FMP/UNIFASE - Faculdade de Medicina de Petrópolis (RJ) — Prova 2021
Adolescente de 13 anos, hígida, apresentou dor em joelho direito há 3 semanas por 5 dias com resolução espontânea e tem no momento dor no tornozelo esquerdo, associado a febre, exantema eritemato-papularserpinginoso no tronco e sopro cardíaco sistólico 4+/6+ em foco mitral. Baseado no quadro clínico acima, qual é o diagnóstico correto?
Adolescente com poliartrite migratória, febre, exantema serpiginoso e sopro mitral = Febre Reumática.
O quadro clínico de uma adolescente com poliartrite migratória, febre, exantema eritemato-papular serpiginoso (eritema marginado) e sopro cardíaco sistólico em foco mitral (sugestivo de cardite) é altamente compatível com Febre Reumática, especialmente após um histórico de infecção estreptocócica prévia (dor no joelho com resolução espontânea pode ser um pródromo).

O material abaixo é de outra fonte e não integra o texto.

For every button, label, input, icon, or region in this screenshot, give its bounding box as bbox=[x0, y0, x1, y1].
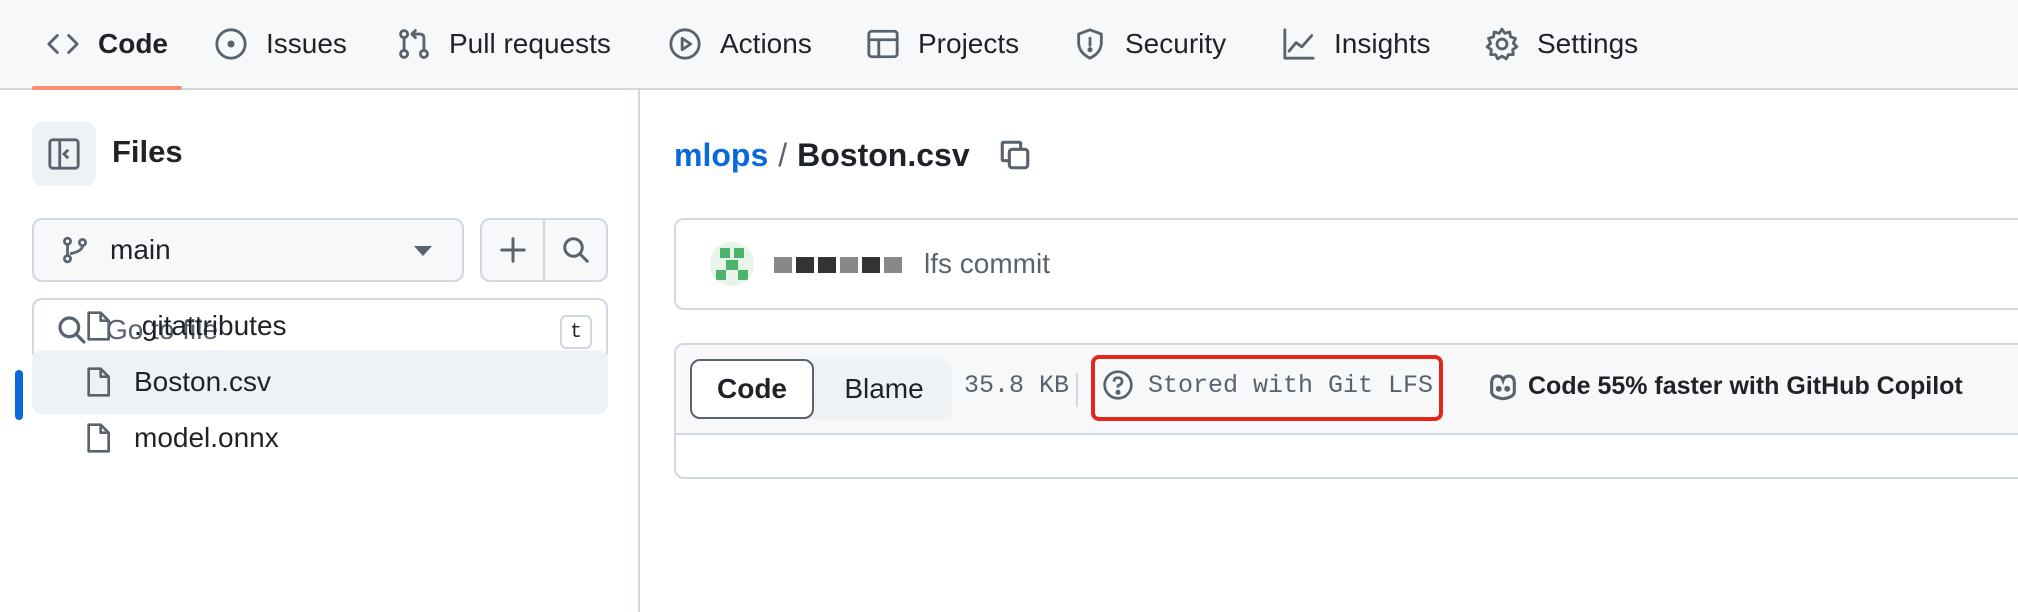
branch-icon bbox=[63, 236, 87, 264]
tab-label: Projects bbox=[918, 28, 1020, 59]
repo-nav: Code Issues Pull requests Actions Projec… bbox=[0, 0, 2018, 90]
tab-code[interactable]: Code bbox=[46, 0, 168, 88]
code-icon bbox=[47, 34, 79, 54]
selected-item-indicator bbox=[15, 370, 23, 420]
tab-security[interactable]: Security bbox=[1073, 0, 1226, 88]
tab-actions[interactable]: Actions bbox=[668, 0, 812, 88]
play-circle-icon bbox=[669, 28, 701, 60]
file-viewer-header: Code Blame 35.8 KB Stored with Git LFS C… bbox=[676, 345, 2018, 435]
tab-projects[interactable]: Projects bbox=[866, 0, 1019, 88]
add-file-button[interactable] bbox=[482, 220, 543, 280]
table-icon bbox=[867, 29, 899, 59]
file-icon bbox=[87, 423, 110, 453]
blame-view-button[interactable]: Blame bbox=[816, 359, 952, 419]
tab-insights[interactable]: Insights bbox=[1282, 0, 1431, 88]
tab-label: Security bbox=[1125, 28, 1227, 59]
file-tree-sidebar: Files main t .gitattributes Boston.csv m… bbox=[0, 90, 640, 612]
git-lfs-label: Stored with Git LFS bbox=[1148, 370, 1434, 400]
copilot-promo-link[interactable]: Code 55% faster with GitHub Copilot bbox=[1486, 369, 1963, 403]
breadcrumb: mlops / Boston.csv bbox=[674, 130, 1032, 180]
tab-issues[interactable]: Issues bbox=[214, 0, 347, 88]
tab-label: Issues bbox=[266, 28, 347, 59]
search-code-button[interactable] bbox=[543, 220, 606, 280]
question-circle-icon bbox=[1103, 370, 1133, 400]
file-name: model.onnx bbox=[134, 422, 279, 453]
copilot-icon bbox=[1490, 374, 1516, 401]
file-size: 35.8 KB bbox=[964, 371, 1070, 400]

A Febre Reumática (FR) é uma doença inflamatória sistêmica aguda, não supurativa, que ocorre como complicação tardia de uma infecção de orofaringe pelo Streptococcus pyogenes (estreptococo beta-hemolítico do grupo A). É uma condição grave, especialmente em crianças e adolescentes, devido ao potencial de causar danos cardíacos permanentes (cardite reumática). O diagnóstico precoce e a profilaxia são cruciais para prevenir a doença cardíaca reumática crônica. O diagnóstico da FR é clínico e baseia-se nos Critérios de Jones, que combinam manifestações maiores (cardite, poliartrite migratória, coreia de Sydenham, eritema marginado, nódulos subcutâneos) e menores (febre, artralgia, VHS/PCR elevados, prolongamento do intervalo PR no ECG), juntamente com evidência de infecção estreptocócica prévia (cultura de orofaringe positiva, teste rápido de antígeno positivo ou elevação/aumento dos títulos de antiestreptolisina O - ASLO). O caso descrito apresenta poliartrite migratória (dor em joelho e tornozelo), febre, eritema marginado (exantema eritemato-papular serpiginoso) e cardite (sopro sistólico mitral), preenchendo múltiplos critérios maiores. O tratamento da FR visa erradicar o estreptococo (se ainda presente), controlar a inflamação e prevenir recorrências. Antibióticos como penicilina são usados para erradicação. Anti-inflamatórios (salicilatos, corticosteroides) controlam os sintomas. A profilaxia secundária com penicilina benzatina é fundamental para prevenir novos episódios e a progressão da doença cardíaca. A educação sobre a importância do tratamento da faringite estreptocócica é vital para a prevenção primária.
Os Critérios de Jones incluem critérios maiores (cardite, poliartrite migratória, coreia de Sydenham, eritema marginado, nódulos subcutâneos) e critérios menores (febre, artralgia, aumento de VHS/PCR, prolongamento do PR no ECG). O diagnóstico requer evidência de infecção estreptocócica prévia.
O sopro cardíaco na Febre Reumática é um sinal de cardite, um dos critérios maiores de Jones e a manifestação mais grave da doença, pois pode levar a valvopatias crônicas. O sopro sistólico em foco mitral sugere insuficiência mitral.
A Febre Reumática é uma complicação não supurativa tardia de uma infecção de orofaringe pelo Streptococcus pyogenes (estreptococo beta-hemolítico do grupo A). A resposta imune do hospedeiro contra o estreptococo, por mimetismo molecular, ataca tecidos próprios, como coração e articulações.